I reflected on the article I had written earlier on willpower. The feeling of accomplishment comes from the fact that my thoughts (I want to stay fit) and my actions (going for practice when my teacher is not around) are in sync. 

Many people who follow my blog articles regularly have written to me asking, "What you are saying about junk foods is all very true but I'm not able to give up. I feel addicted to them and find comfort in them whenever I feel upset/sad/angry. What should I do?"

It is the conversation we have with ourselves that we need to change. If we tell ourselves, "I'm addicted. I can't give up on junk food", we adopt a victim mindset. We give more power to the junk foods. Instead, if we tell ourselves, "Junk foods are designed to be addictive. I take responsibility of my health and I don't want to eat them", we start adopting an empowered mindset. We are in charge and we decide whether we should eat junk foods or not. You notice the difference here?

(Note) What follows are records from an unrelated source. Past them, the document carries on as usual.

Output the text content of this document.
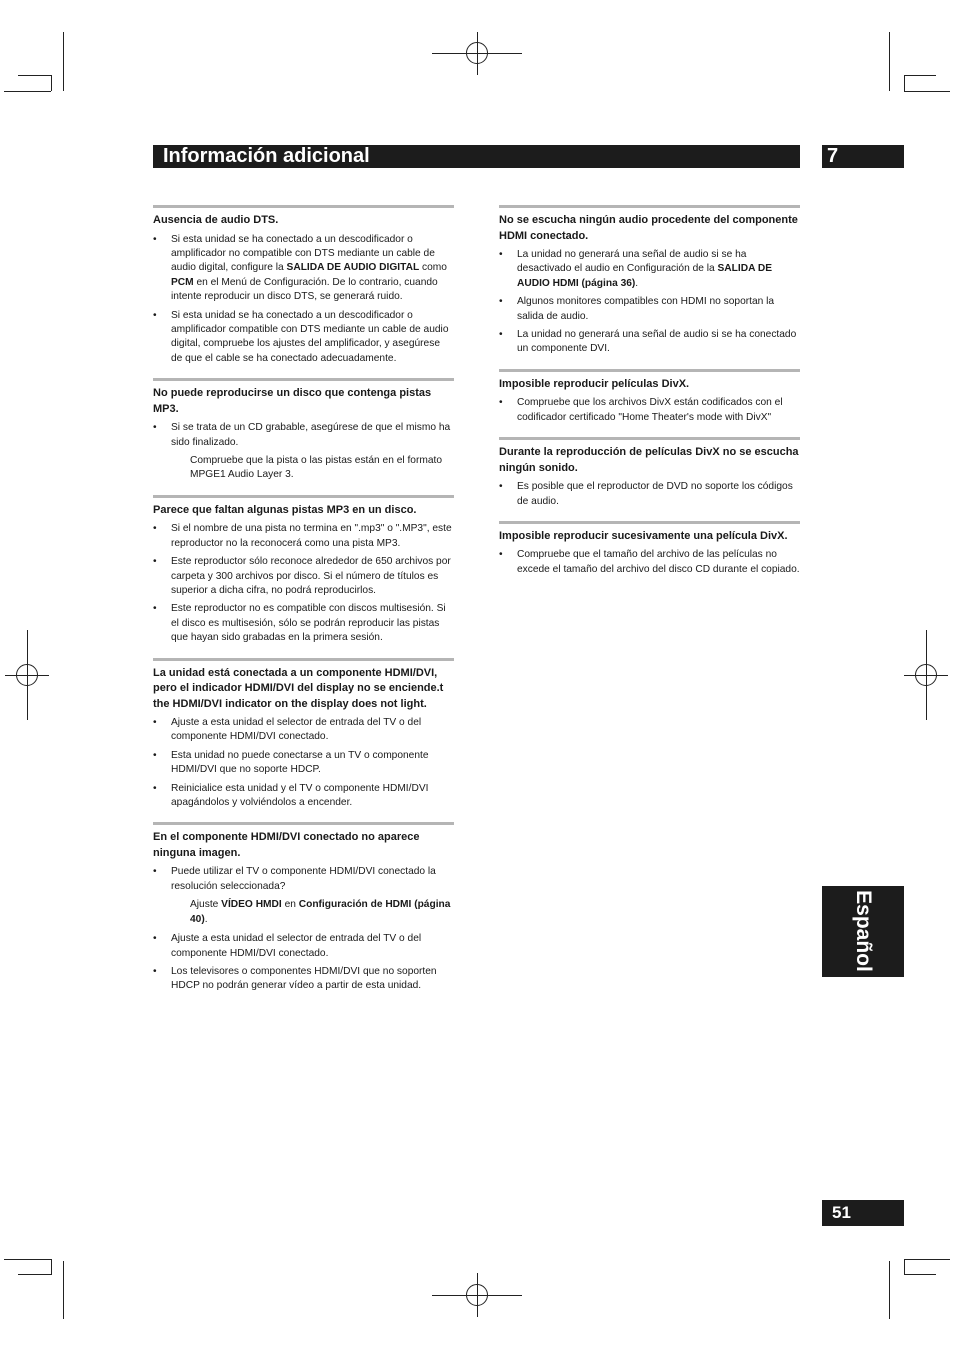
Información adicional	7
Español
51

Ausencia de audio DTS.

• Si esta unidad se ha conectado a un descodificador o amplificador no compatible con DTS mediante un cable de audio digital, configure la SALIDA DE AUDIO DIGITAL como PCM en el Menú de Configuración. De lo contrario, cuando intente reproducir un disco DTS, se generará ruido.
• Si esta unidad se ha conectado a un descodificador o amplificador compatible con DTS mediante un cable de audio digital, compruebe los ajustes del amplificador, y asegúrese de que el cable se ha conectado adecuadamente.

No puede reproducirse un disco que contenga pistas MP3.

• Si se trata de un CD grabable, asegúrese de que el mismo ha sido finalizado.

Compruebe que la pista o las pistas están en el formato MPGE1 Audio Layer 3.

Parece que faltan algunas pistas MP3 en un disco.

• Si el nombre de una pista no termina en ".mp3" o ".MP3", este reproductor no la reconocerá como una pista MP3.
• Este reproductor sólo reconoce alrededor de 650 archivos por carpeta y 300 archivos por disco. Si el número de títulos es superior a dicha cifra, no podrá reproducirlos.
• Este reproductor no es compatible con discos multisesión. Si el disco es multisesión, sólo se podrán reproducir las pistas que hayan sido grabadas en la primera sesión.

La unidad está conectada a un componente HDMI/DVI, pero el indicador HDMI/DVI del display no se enciende.t the HDMI/DVI indicator on the display does not light.

• Ajuste a esta unidad el selector de entrada del TV o del componente HDMI/DVI conectado.
• Esta unidad no puede conectarse a un TV o componente HDMI/DVI que no soporte HDCP.
• Reinicialice esta unidad y el TV o componente HDMI/DVI apagándolos y volviéndolos a encender.

En el componente HDMI/DVI conectado no aparece ninguna imagen.

• Puede utilizar el TV o componente HDMI/DVI conectado la resolución seleccionada?

Ajuste VÍDEO HMDI en Configuración de HDMI (página 40).

• Ajuste a esta unidad el selector de entrada del TV o del componente HDMI/DVI conectado.
• Los televisores o componentes HDMI/DVI que no soporten HDCP no podrán generar vídeo a partir de esta unidad.

No se escucha ningún audio procedente del componente HDMI conectado.

• La unidad no generará una señal de audio si se ha desactivado el audio en Configuración de la SALIDA DE AUDIO HDMI (página 36).
• Algunos monitores compatibles con HDMI no soportan la salida de audio.
• La unidad no generará una señal de audio si se ha conectado un componente DVI.

Imposible reproducir películas DivX.

• Compruebe que los archivos DivX están codificados con el codificador certificado "Home Theater's mode with DivX"

Durante la reproducción de películas DivX no se escucha ningún sonido.

• Es posible que el reproductor de DVD no soporte los códigos de audio.

Imposible reproducir sucesivamente una película DivX.

• Compruebe que el tamaño del archivo de las películas no excede el tamaño del archivo del disco CD durante el copiado.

Similarly, we have so many conversations in our day-to-day lives where we adopt a victim mindset and sulk in self-pity mode. I had written a detailed article on the same topic. Do check it out if you haven't.

If we observe the thoughts that run through minds, we can notice such patterns - "I'm so tired today, let me skip my workouts", "I'm emotionally upset, I need that piece of chocolate to feel better", "I had a tough week, let me binge-watch this series tonight" etc. The problem with these patterns is that the actions we take tend to have repercussions, mostly laden with guilt. The more we succumb to these thoughts, the more we feel bad about ourselves. 

Let's ditch the victim mindset and adopt an empowered mindset. It is a simple switch in our thought process, that's it. 

James Clear (author of Atomic Habits) shared a tweet yesterday that I found quite relevant in this context.


Let's start telling ourselves - "I take charge of my health", "I'm solely responsible for my health", "I'm a self-disciplined person and I motivate myself to get fit" on a daily basis. Trust me, you'll see the magic unfold in your lives.